Chip-Installer? Wow.





__ Youtube
				- Eingebundener Inhalt
			


__
youtube.com/watch/?v=oYXvT0v2yjQ

				
				An dieser Stelle findest du externe Inhalte von Youtube. Zum Schutz deiner persönlichen Daten werden externe Einbindungen erst angezeigt, wenn du dies durch Klick auf "Alle externen Inhalte laden" bestätigst:
			

Alle externen Inhalte laden

Ich bin damit einverstanden, dass mir externe Inhalte angezeigt werden. Damit werden personenbezogene Daten an Drittplattformen übermittelt.

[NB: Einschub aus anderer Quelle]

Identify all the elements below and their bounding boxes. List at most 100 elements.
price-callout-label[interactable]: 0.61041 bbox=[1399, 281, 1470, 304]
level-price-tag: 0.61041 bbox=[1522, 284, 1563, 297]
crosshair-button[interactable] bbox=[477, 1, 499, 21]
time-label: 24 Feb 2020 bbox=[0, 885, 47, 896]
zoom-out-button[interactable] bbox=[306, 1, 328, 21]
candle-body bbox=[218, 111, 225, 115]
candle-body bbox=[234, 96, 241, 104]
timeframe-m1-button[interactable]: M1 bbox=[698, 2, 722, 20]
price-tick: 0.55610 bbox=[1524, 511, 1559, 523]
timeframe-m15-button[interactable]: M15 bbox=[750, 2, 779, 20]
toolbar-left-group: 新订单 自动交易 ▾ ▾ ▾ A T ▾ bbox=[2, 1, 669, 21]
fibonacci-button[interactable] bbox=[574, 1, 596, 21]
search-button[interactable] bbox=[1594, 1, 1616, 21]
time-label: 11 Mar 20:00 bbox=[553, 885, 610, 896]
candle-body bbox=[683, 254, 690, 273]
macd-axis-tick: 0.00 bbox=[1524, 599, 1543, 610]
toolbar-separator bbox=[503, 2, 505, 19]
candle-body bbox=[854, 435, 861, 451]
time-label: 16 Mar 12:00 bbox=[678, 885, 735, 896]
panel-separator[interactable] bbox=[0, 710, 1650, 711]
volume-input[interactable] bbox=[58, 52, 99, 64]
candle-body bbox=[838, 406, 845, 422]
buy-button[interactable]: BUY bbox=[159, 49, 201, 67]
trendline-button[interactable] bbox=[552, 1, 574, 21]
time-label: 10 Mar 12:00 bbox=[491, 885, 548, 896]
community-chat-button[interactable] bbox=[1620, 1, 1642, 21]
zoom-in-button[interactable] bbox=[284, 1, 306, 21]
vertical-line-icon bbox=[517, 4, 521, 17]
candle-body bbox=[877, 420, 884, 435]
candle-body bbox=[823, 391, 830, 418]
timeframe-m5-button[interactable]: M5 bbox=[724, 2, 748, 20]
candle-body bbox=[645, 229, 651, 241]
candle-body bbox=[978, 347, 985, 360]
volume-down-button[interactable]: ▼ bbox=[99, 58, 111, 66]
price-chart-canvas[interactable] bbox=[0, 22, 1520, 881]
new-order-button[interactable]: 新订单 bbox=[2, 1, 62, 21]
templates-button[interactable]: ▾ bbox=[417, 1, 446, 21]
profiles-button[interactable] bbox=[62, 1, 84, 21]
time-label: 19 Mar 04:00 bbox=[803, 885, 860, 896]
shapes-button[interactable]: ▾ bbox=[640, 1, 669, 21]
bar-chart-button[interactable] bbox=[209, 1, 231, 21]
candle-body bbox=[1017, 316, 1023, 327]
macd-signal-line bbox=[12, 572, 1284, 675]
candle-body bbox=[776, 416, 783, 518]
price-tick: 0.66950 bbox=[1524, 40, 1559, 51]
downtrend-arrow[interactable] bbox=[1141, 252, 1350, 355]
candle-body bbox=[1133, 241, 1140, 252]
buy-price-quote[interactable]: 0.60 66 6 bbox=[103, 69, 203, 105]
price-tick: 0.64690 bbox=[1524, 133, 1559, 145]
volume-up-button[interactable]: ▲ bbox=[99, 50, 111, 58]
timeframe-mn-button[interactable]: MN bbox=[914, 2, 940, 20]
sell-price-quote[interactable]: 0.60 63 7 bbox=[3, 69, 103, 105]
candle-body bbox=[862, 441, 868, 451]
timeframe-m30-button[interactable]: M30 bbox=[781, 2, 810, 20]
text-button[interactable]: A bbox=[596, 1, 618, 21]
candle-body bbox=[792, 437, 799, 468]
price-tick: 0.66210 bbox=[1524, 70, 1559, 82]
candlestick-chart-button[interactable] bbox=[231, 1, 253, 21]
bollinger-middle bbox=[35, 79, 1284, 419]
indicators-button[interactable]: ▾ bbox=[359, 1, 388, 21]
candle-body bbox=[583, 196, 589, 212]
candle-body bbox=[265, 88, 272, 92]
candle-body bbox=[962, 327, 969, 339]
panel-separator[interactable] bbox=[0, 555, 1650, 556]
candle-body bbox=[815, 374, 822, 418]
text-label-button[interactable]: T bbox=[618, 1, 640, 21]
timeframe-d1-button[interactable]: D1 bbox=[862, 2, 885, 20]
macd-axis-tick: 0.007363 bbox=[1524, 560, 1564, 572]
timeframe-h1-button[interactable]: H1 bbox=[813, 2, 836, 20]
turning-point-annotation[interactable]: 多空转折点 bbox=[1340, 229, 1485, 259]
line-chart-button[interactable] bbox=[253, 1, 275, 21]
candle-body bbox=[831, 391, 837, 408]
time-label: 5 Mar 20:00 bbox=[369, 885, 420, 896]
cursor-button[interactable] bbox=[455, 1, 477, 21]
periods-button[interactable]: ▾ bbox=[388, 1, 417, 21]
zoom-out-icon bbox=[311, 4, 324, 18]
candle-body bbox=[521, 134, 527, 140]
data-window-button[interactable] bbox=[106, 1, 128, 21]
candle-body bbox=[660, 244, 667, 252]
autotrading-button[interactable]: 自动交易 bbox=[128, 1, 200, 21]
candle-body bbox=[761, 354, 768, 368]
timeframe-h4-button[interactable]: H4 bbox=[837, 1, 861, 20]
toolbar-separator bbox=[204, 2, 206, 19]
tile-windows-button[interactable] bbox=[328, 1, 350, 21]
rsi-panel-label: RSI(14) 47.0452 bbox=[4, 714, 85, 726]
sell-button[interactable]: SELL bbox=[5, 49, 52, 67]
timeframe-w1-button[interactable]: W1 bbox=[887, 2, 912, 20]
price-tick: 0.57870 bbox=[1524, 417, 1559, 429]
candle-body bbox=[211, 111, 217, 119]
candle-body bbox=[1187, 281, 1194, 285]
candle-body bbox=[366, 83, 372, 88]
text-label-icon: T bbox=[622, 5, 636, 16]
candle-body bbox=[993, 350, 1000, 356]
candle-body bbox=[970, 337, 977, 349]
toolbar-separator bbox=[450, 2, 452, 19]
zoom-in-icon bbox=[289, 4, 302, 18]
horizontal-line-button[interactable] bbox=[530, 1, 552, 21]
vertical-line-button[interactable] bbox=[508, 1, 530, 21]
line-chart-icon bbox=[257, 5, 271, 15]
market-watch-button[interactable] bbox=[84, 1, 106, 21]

Für mehr Informationen besuche die Datenschutz-Seite.



Ganz einfach: Wenn man sich nicht sicher ist, welches die offizielle Seite des Entwicklers ist, dann einfach mal bei Wikipedia gucken. Dort sind die bei beliebteren Programmen sehr oft verlinkt und  zur Not kann man in einem Forum fragen.
Diese ollen Zertifikate sagen in meinen Augen rein gar nichts aus.


----------



## DARPA (24. Juni 2018)

Der Chip Installer ist lediglich ne DAU Version für User, die sich schlecht auskennen und/oder leicht beeinflussbar sind. Ob Installer oder manuelle Installation macht keinen Unterschied auf die Daten, außer das erster Addware mitbringen will.

Davon ab ist jede Software auf Chip Viren geprüft.


----------



## Gamer090 (24. Juni 2018)

Mein AV ist allergisch auf Chip Installer und blockiert die immer  Ich bevorzuge auch immer die Installation direkt vom Entwickler, der Chip Installer nervt manchmal schon mit den zusätzlichen Programmen die man installieren kann. Es ist einfach nur Werbung für andere Software, auch wenn es wichtig ist das die Software Virengeprüft ist und sicher auch ein Pluspunkt ist, bleibe ich trotzdem bei der Software direkt vom Entwickler.


----------



## IICARUS (24. Juni 2018)

Suche lieber auf Wnfuture nach Programme die du suchst, denn dort bekommst du auch nur jenes zum Downloaden was du auch gesucht hast.
Ein Installer gibt es dort nicht.

Chip.de nutze ich seit Jahren nicht mehr, da ich dort jede Menge Müll immer mit dazu bekommen habe.
Es sind in diesem Sinn keine Viren oder Schädlingsprogramme, daher wird deine Virensoftware nicht darauf anschlagen.

Alles unnütz was du dazu bekommen hast musst du dann selbst suchen und selbst wieder entfernen.


----------



## c00LsPoT (24. Juni 2018)

Ist da ohnehin nicht nur dieser nutzlose Installer zertifiziert und nicht das eigentlich darin enthaltene Programm? Macht doch dann sowieso keinen Sinn.


----------



## Venom89 (24. Juni 2018)

Tim1974 schrieb:


> was ich dann meist mache, die Software runter laden und erstmal mehrere Wochen uninstalliert auf der Festplatte lassen und sie mit immer wieder neuen Virendefinitionen prüfen.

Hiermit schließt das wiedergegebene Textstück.